Panamá no renovará el acuerdo de entendimiento que firmó con China en 2017 en el marco de la Ruta de la Seda, un plan estratégico de ramificaciones geopolíticas y económicas al que Pekín asigna una importancia vital para su economía. La decisión fue anunciada este domingo por el Gobierno de José Raúl Mulino tras una reunión en Ciudad de Panamá con el secretario de Estado de Estados Unidos, Marco Rubio. El jefe de la diplomacia de Donald Trump había advertido a Mulino que la influencia china en el canal de Panamá era “inaceptable” para Washington. Y fue más allá: si el país centroamericano no hace “cambios inmediatos” al respecto, “Estados Unidos tomará las medidas necesarias para proteger sus derechos”, dijo el vocero del Departamento de Estado, Tammy Bruce. En una rueda de prensa tras el encuentro, Mulino dijo que “no hay una amenaza real [por parte de Estados Unidos] de recuperar el canal o el uso de la fuerza”. El acuerdo entre Panamá y China debe ser renovado en 2026.

Mulino repasó la conversación mantenida con Rubio sin hacer mención de la amenaza de Washington ni a su decisión de no renovar el acuerdo con China. “Fue un encuentro muy tranquilo y respetuoso”, dijo. La de este domingo fue la primera parada de la visita oficial de Rubio por Centroamérica y el Caribe. Mulino, con tono amigable, aprovechó para enviar un mensaje a Trump: “Queremos trabajar con Estados Unidos como siempre lo hemos hecho”.

Custodiado por su seguridad oficial, Rubio bajó de una camioneta, caminó bajo el sol suave de verano y saludó al canciller, Javiel Martínez-Acha, que lo esperaba en el portal del Palacio de las Garzas, sede del Gobierno panameño.
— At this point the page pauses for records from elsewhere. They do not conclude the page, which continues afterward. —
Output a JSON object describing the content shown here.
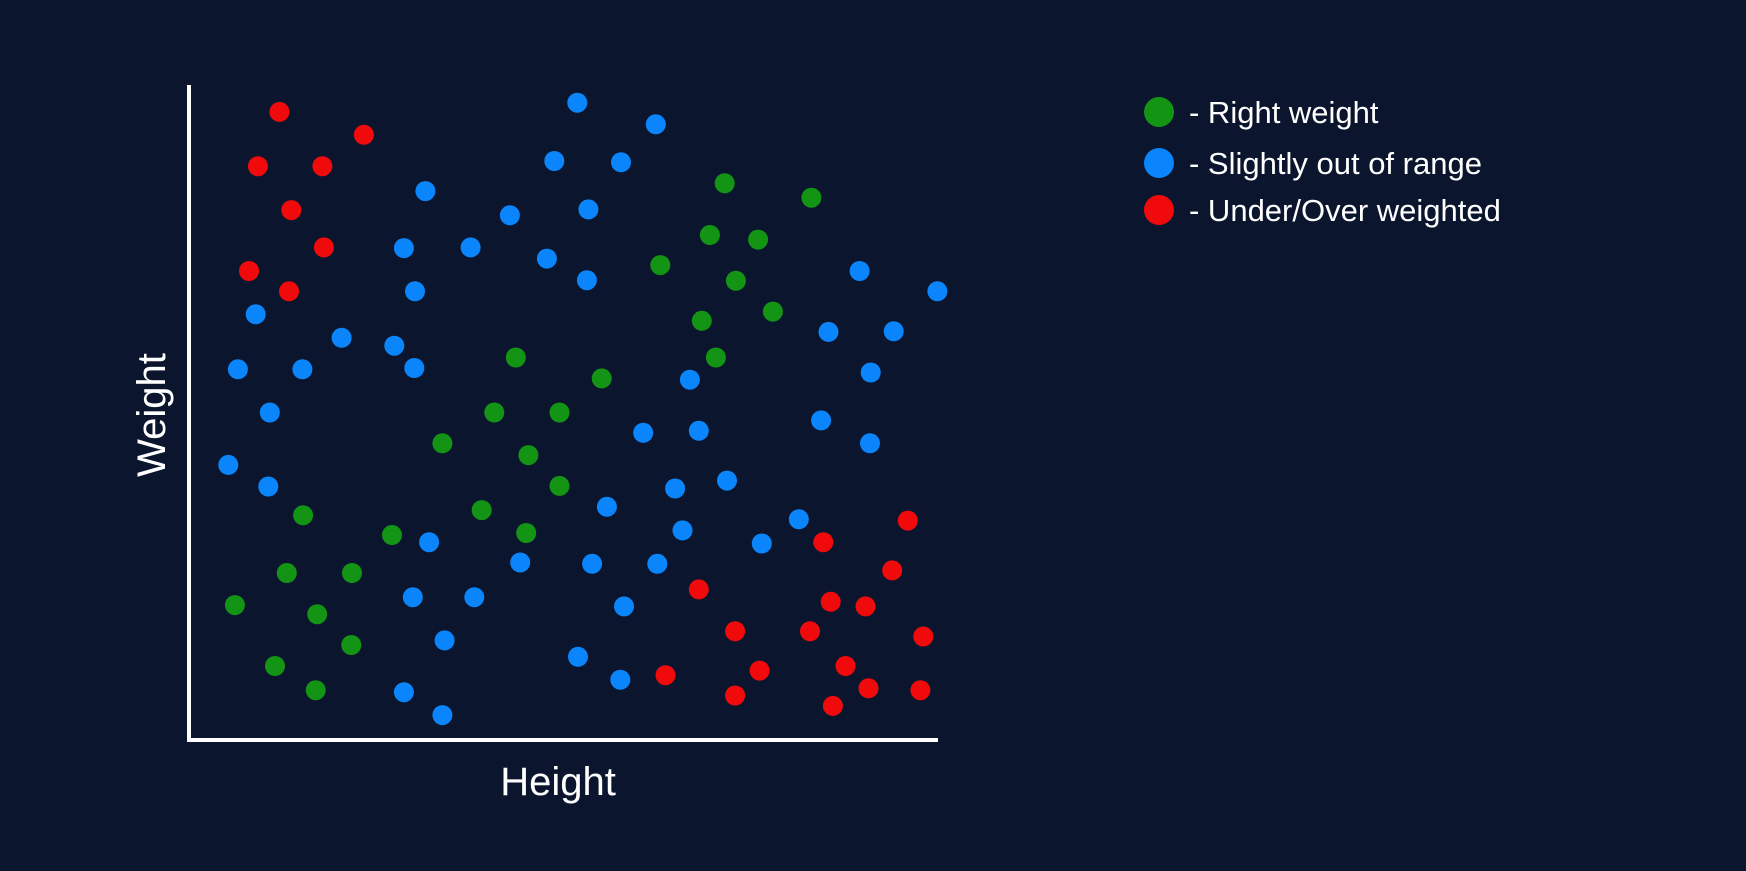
{
  "chart_data": {
    "type": "scatter",
    "xlabel": "Height",
    "ylabel": "Weight",
    "xlim": [
      0,
      100
    ],
    "ylim": [
      0,
      100
    ],
    "grid": false,
    "legend_position": "top-right",
    "series": [
      {
        "name": "- Right weight",
        "color": "#139414",
        "points": [
          [
            72.3,
            85.0
          ],
          [
            84.0,
            82.8
          ],
          [
            70.3,
            77.1
          ],
          [
            76.8,
            76.4
          ],
          [
            63.6,
            72.5
          ],
          [
            73.8,
            70.1
          ],
          [
            78.8,
            65.4
          ],
          [
            69.2,
            64.0
          ],
          [
            71.1,
            58.4
          ],
          [
            44.1,
            58.4
          ],
          [
            55.7,
            55.2
          ],
          [
            41.2,
            50.0
          ],
          [
            50.0,
            50.0
          ],
          [
            34.2,
            45.3
          ],
          [
            45.8,
            43.5
          ],
          [
            50.0,
            38.8
          ],
          [
            39.5,
            35.1
          ],
          [
            15.4,
            34.3
          ],
          [
            27.4,
            31.3
          ],
          [
            45.5,
            31.6
          ],
          [
            13.2,
            25.5
          ],
          [
            22.0,
            25.5
          ],
          [
            6.2,
            20.6
          ],
          [
            17.3,
            19.2
          ],
          [
            21.9,
            14.5
          ],
          [
            11.6,
            11.3
          ],
          [
            17.1,
            7.6
          ]
        ]
      },
      {
        "name": "- Slightly out of range",
        "color": "#0a85fc",
        "points": [
          [
            52.4,
            97.3
          ],
          [
            63.0,
            94.0
          ],
          [
            49.3,
            88.4
          ],
          [
            58.3,
            88.2
          ],
          [
            31.9,
            83.8
          ],
          [
            43.3,
            80.1
          ],
          [
            53.9,
            81.0
          ],
          [
            29.0,
            75.1
          ],
          [
            38.0,
            75.2
          ],
          [
            48.3,
            73.5
          ],
          [
            53.7,
            70.2
          ],
          [
            30.5,
            68.5
          ],
          [
            90.5,
            71.6
          ],
          [
            101.0,
            68.5
          ],
          [
            9.0,
            65.0
          ],
          [
            20.6,
            61.4
          ],
          [
            27.7,
            60.2
          ],
          [
            86.3,
            62.3
          ],
          [
            95.1,
            62.4
          ],
          [
            6.6,
            56.6
          ],
          [
            15.3,
            56.6
          ],
          [
            30.4,
            56.8
          ],
          [
            67.6,
            55.0
          ],
          [
            92.0,
            56.1
          ],
          [
            10.9,
            50.0
          ],
          [
            85.3,
            48.8
          ],
          [
            5.3,
            42.0
          ],
          [
            61.3,
            46.9
          ],
          [
            68.8,
            47.2
          ],
          [
            91.9,
            45.3
          ],
          [
            10.7,
            38.7
          ],
          [
            65.6,
            38.4
          ],
          [
            72.6,
            39.6
          ],
          [
            56.4,
            35.6
          ],
          [
            82.3,
            33.7
          ],
          [
            66.6,
            32.0
          ],
          [
            32.4,
            30.2
          ],
          [
            77.3,
            30.0
          ],
          [
            44.7,
            27.1
          ],
          [
            54.4,
            26.9
          ],
          [
            63.2,
            26.9
          ],
          [
            30.2,
            21.8
          ],
          [
            38.5,
            21.8
          ],
          [
            58.7,
            20.4
          ],
          [
            34.5,
            15.2
          ],
          [
            52.5,
            12.7
          ],
          [
            58.2,
            9.2
          ],
          [
            29.0,
            7.3
          ],
          [
            34.2,
            3.8
          ]
        ]
      },
      {
        "name": "- Under/Over weighted",
        "color": "#f00a0b",
        "points": [
          [
            12.2,
            95.9
          ],
          [
            23.6,
            92.4
          ],
          [
            9.3,
            87.6
          ],
          [
            18.0,
            87.6
          ],
          [
            13.8,
            80.9
          ],
          [
            18.2,
            75.2
          ],
          [
            8.1,
            71.6
          ],
          [
            13.5,
            68.5
          ],
          [
            97.0,
            33.5
          ],
          [
            85.6,
            30.2
          ],
          [
            68.8,
            23.0
          ],
          [
            94.9,
            25.9
          ],
          [
            86.6,
            21.1
          ],
          [
            91.3,
            20.4
          ],
          [
            73.7,
            16.6
          ],
          [
            83.8,
            16.6
          ],
          [
            99.1,
            15.8
          ],
          [
            88.6,
            11.3
          ],
          [
            64.3,
            9.9
          ],
          [
            77.0,
            10.6
          ],
          [
            91.7,
            7.9
          ],
          [
            73.7,
            6.8
          ],
          [
            98.7,
            7.6
          ],
          [
            86.9,
            5.2
          ]
        ]
      }
    ]
  }
}
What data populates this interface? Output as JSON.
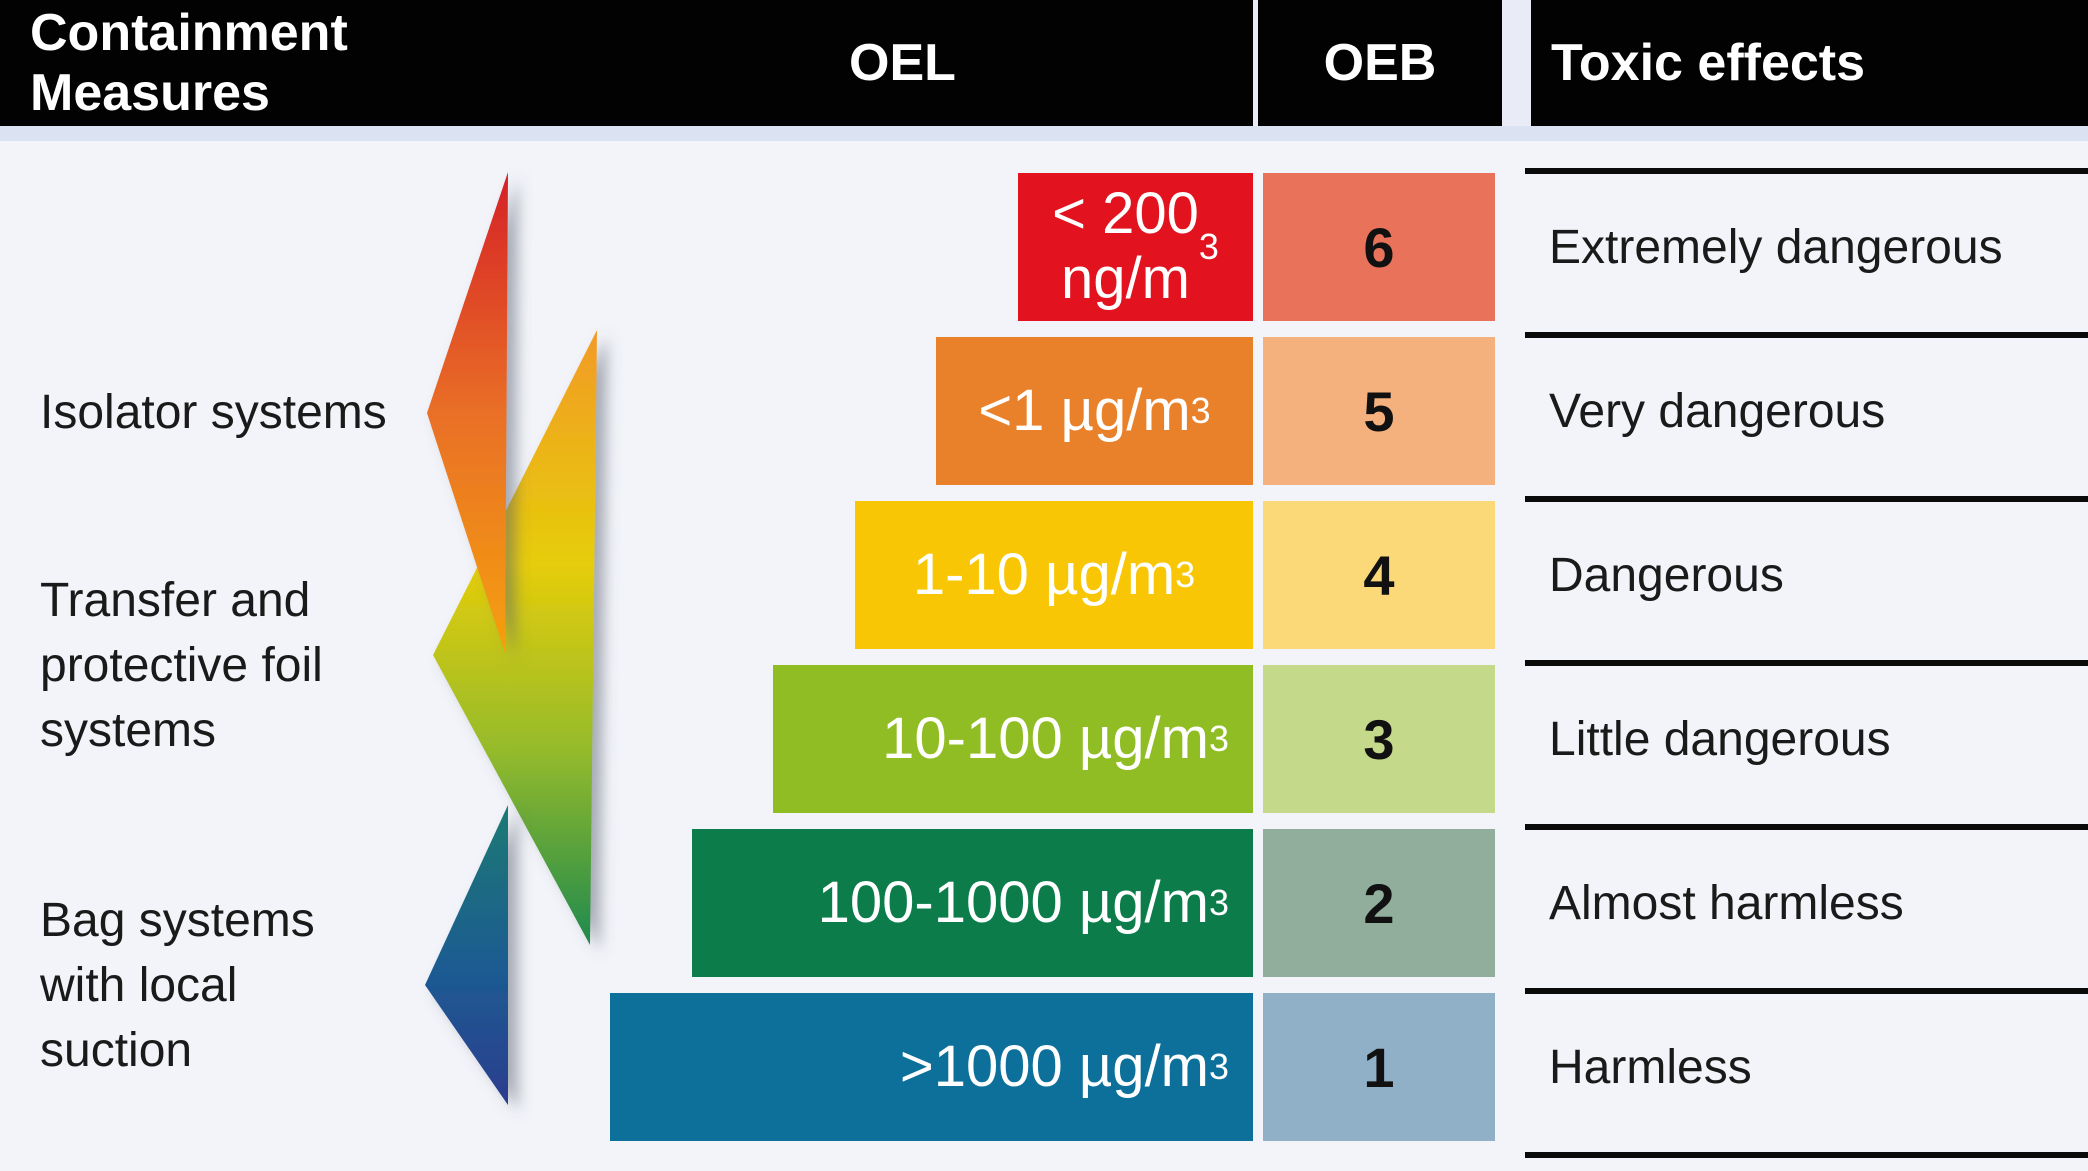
{
  "header": {
    "containment": "Containment\nMeasures",
    "oel": "OEL",
    "oeb": "OEB",
    "toxic": "Toxic effects"
  },
  "containment_measures": [
    {
      "label": "Isolator systems"
    },
    {
      "label": "Transfer and\nprotective foil\nsystems"
    },
    {
      "label": "Bag systems\nwith local\nsuction"
    }
  ],
  "rows": [
    {
      "oel": "< 200\nng/m³",
      "oeb": "6",
      "effect": "Extremely dangerous",
      "bar_color": "#e2131e",
      "oeb_color": "#e8735a"
    },
    {
      "oel": "<1 µg/m³",
      "oeb": "5",
      "effect": "Very dangerous",
      "bar_color": "#e9802a",
      "oeb_color": "#f4b17d"
    },
    {
      "oel": "1-10 µg/m³",
      "oeb": "4",
      "effect": "Dangerous",
      "bar_color": "#f9c605",
      "oeb_color": "#fbd978"
    },
    {
      "oel": "10-100 µg/m³",
      "oeb": "3",
      "effect": "Little dangerous",
      "bar_color": "#90bd23",
      "oeb_color": "#c5d98b"
    },
    {
      "oel": "100-1000 µg/m³",
      "oeb": "2",
      "effect": "Almost harmless",
      "bar_color": "#0b7c4a",
      "oeb_color": "#91ae9c"
    },
    {
      "oel": ">1000 µg/m³",
      "oeb": "1",
      "effect": "Harmless",
      "bar_color": "#0c709b",
      "oeb_color": "#90b0c8"
    }
  ],
  "arrows": [
    {
      "name": "isolator-systems-arrow",
      "stops": [
        "#d52027",
        "#e96f27",
        "#f5a00e"
      ]
    },
    {
      "name": "transfer-systems-arrow",
      "stops": [
        "#f29a26",
        "#e6cd0a",
        "#96bb2b",
        "#1e8a4d"
      ]
    },
    {
      "name": "bag-systems-arrow",
      "stops": [
        "#1e7a73",
        "#1d5b92",
        "#2c3d8e"
      ]
    }
  ],
  "colors": {
    "background": "#f2f4f9",
    "header_bg": "#020202",
    "strip": "#dbe2f1",
    "separator_line": "#0a0a0a"
  },
  "chart_data": {
    "type": "table",
    "title": "OEB / OEL containment banding",
    "columns": [
      "Containment Measures",
      "OEL",
      "OEB",
      "Toxic effects"
    ],
    "rows": [
      [
        "Isolator systems",
        "< 200 ng/m³",
        "6",
        "Extremely dangerous"
      ],
      [
        "Isolator systems",
        "<1 µg/m³",
        "5",
        "Very dangerous"
      ],
      [
        "Transfer and protective foil systems",
        "1-10 µg/m³",
        "4",
        "Dangerous"
      ],
      [
        "Transfer and protective foil systems",
        "10-100 µg/m³",
        "3",
        "Little dangerous"
      ],
      [
        "Bag systems with local suction",
        "100-1000 µg/m³",
        "2",
        "Almost harmless"
      ],
      [
        "Bag systems with local suction",
        ">1000 µg/m³",
        "1",
        "Harmless"
      ]
    ]
  }
}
Estuvo durante más de una hora a solas con el presidente Mulino, para luego sumarse a una reunión ampliada con los equipos de ambos gobiernos, durante dos horas más. “El Canal no se negocia”, repitió Mulino después del encuentro ¿Qué sí negoció? El control del paso migratorio a través del Darién, información de inteligencia sobre lavado de dinero y crimen organizado, inversiones y, probablemente, los puertos a ambos lados del canal.

Para sacar de la pelea el canal, el Gobierno panameño invirtió más de dos millones de dólares en lobistas republicanos —uno de ellos tan trumpista que hasta pidió invadir Panamá, como hizo George H. W. Bush el 20 de diciembre de 1989— y alineó a su Gabinete con su estrategia de no escalar el conflicto. El presidente no quería —ni quiere— pelear con Estados Unidos. Había dado muestras claras de que prefería entregar cualquier cosa, excepto el único paso entre los océanos Atlántico y Pacífico.

El domingo, hubo alivio entre los funcionarios panameños presentes en el encuentro —entre ellos, los ministros de Seguridad, Economía y Relaciones Exteriores, además de asesores como el exadministrador de la Autoridad del canal de Panamá (ACP), Alberto Alemán Zubieta—. Mientras ellos intercambiaban con Rubio y su comitiva, otros panameños protestaban a pocas cuadras del despacho oficial.

En una plaza frente a la Asamblea Nacional, organizaciones sociales y de trabajadores se manifestaron contra Rubio. Ondeando banderas y custodiados por la policía, gritaban consignas contra “el país invasor” y la “oligarquía corrupta” panameña “que le roba al pueblo” desde “sus partidos políticos tradicionales”. “Es el pueblo, un puñado de ellos, el que sostiene la dignidad nacional”, dijo un orador.